KA: I’ll just do it without the sound next time. [Laughs.]
AVC: In addition to gratuitous nudity, gore is endemic to the genre. How did you decide how much to show?
KA: I have no interest in being gratuitous, but at the same time I also had no interest in pulling punches and shying away from the violence of what was happening. So I wanted to be true to the story and stay as close to it as I could without it being a slasher film. I like it building to the end, and I will go there for a minute, but I will always reel back from it. Like with the nudity, it doesn’t scare me, but I don’t feel the need to put it in your face. Yes, there is blood and there is gore, but there’s not as much of it as other filmmakers would probably put in there.
AVC: It’s great that the movie starts out with so much banter between you and Lake Bell and Kate Bosworth.
KA: I like that it starts out like a chick flick. It sort of starts out like one of my previous movies, with establishing relationships.
AVC: But even that’s not in the traditional “chick flick” format. It’s really just three old friends shooting the shit, which is not something you get to see women do onscreen very often. How did you decide how much of the movie that was going be?
KA: The tricky thing is, it’s actually sort of a technical answer. You have to get to the action by a certain point in the movie to keep your audience engaged. Like, for Freebie, how long do you want before you mention “the freebie”? In the thriller Black Rock, how long do you wait until the first scare? People know it’s coming, but you can’t make them wait too long. We tested a lot of it. That opening chunk, that opening quarter of the movie, could have been doubled in time. We had enough of that footage. But it’s all about keeping the audience engaged and keeping the momentum going.
AVC: The idea that they hadn’t seen each other in eight years, was that always part of it?
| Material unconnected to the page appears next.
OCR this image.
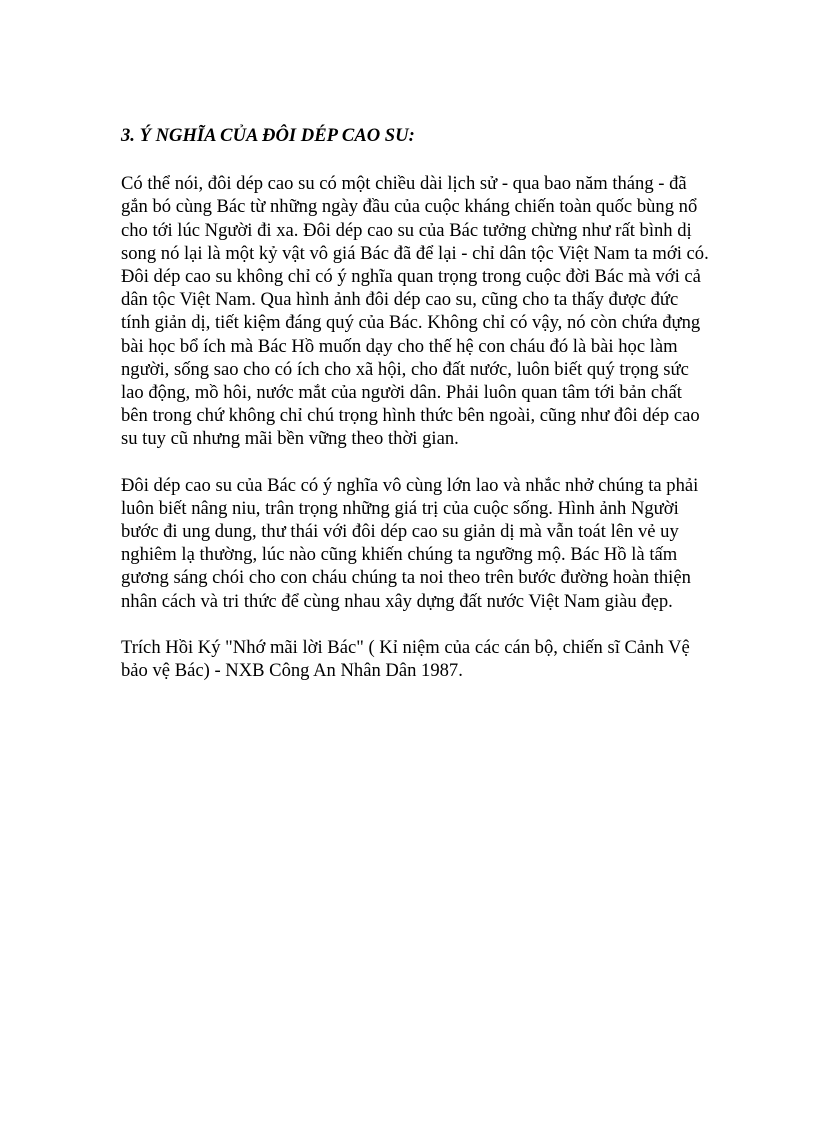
3. Ý NGHĨA CỦA ĐÔI DÉP CAO SU:

Có thể nói, đôi dép cao su có một chiều dài lịch sử - qua bao năm tháng - đã gắn bó cùng Bác từ những ngày đầu của cuộc kháng chiến toàn quốc bùng nổ cho tới lúc Người đi xa. Đôi dép cao su của Bác tưởng chừng như rất bình dị song nó lại là một kỷ vật vô giá Bác đã để lại - chỉ dân tộc Việt Nam ta mới có. Đôi dép cao su không chỉ có ý nghĩa quan trọng trong cuộc đời Bác mà với cả dân tộc Việt Nam. Qua hình ảnh đôi dép cao su, cũng cho ta thấy được đức tính giản dị, tiết kiệm đáng quý của Bác. Không chỉ có vậy, nó còn chứa đựng bài học bổ ích mà Bác Hồ muốn dạy cho thế hệ con cháu đó là bài học làm người, sống sao cho có ích cho xã hội, cho đất nước, luôn biết quý trọng sức lao động, mồ hôi, nước mắt của người dân. Phải luôn quan tâm tới bản chất bên trong chứ không chỉ chú trọng hình thức bên ngoài, cũng như đôi dép cao su tuy cũ nhưng mãi bền vững theo thời gian.

Đôi dép cao su của Bác có ý nghĩa vô cùng lớn lao và nhắc nhở chúng ta phải luôn biết nâng niu, trân trọng những giá trị của cuộc sống. Hình ảnh Người bước đi ung dung, thư thái với đôi dép cao su giản dị mà vẫn toát lên vẻ uy nghiêm lạ thường, lúc nào cũng khiến chúng ta ngưỡng mộ. Bác Hồ là tấm gương sáng chói cho con cháu chúng ta noi theo trên bước đường hoàn thiện nhân cách và tri thức để cùng nhau xây dựng đất nước Việt Nam giàu đẹp.

Trích Hồi Ký "Nhớ mãi lời Bác" ( Kỉ niệm của các cán bộ, chiến sĩ Cảnh Vệ bảo vệ Bác) - NXB Công An Nhân Dân 1987.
KA: Yup. Someone was saying before that it’s kind of like The Descent. And I was like, “Yes, it’s what I wanted The Descent to be.” I loved the idea that they had all of this emotional shit between them, and then something goes horribly wrong. But then albinos come out of the crevices. It’s like, why? I don’t know why. To me, there’s nothing scarier than being trapped in a cave with the wife of the guy you’ve been fucking who’s dead. So I loved the idea that initially their emotional drama was big enough to be the tension in the moment, but then something else even bigger happens.
AVC: What about the setting? It’s basically right where you grew up.
KA: I was born and raised there. It’s beautiful, and I loved the idea of the beautiful ocean with the craggy rocks. It’s this whole juxtaposition of beauty and brutality—not to get to get too artsy-fartsy on you.
AVC: Go ahead.
KA: Here we go. It’s sort of the theme of the movie. Beautiful girls are getting beaten, and there’s strength and power and weaknesses. It’s all this juxtaposition. So I was just playing with that idea. Plus, it’s hard to get an ugly frame when you’re shooting there. So I had that going for me.
AVC: You still go back there?
KA: Yeah. My family is still there and Mark and I have a house there. It’s changed now for me. I went back at Thanksgiving, which was my first time back since we shot. It’s weird to be back. When we were shooting, the girls and I all stayed in Mark’s and my house and it was so strange to be in the house again and not in production. It felt like I was being very lazy and not doing my work and like, where was Kate? She’s so small she can just hide around every little corner. It was awesome to shoot there. I would have these moments… I remember in the scene where we’re tied up on the beach I looked over at this point that I used to play on all the time as a kid and thought, “I bet I never imagined I would be shooting a film on this beach.” It’s so surreal to me.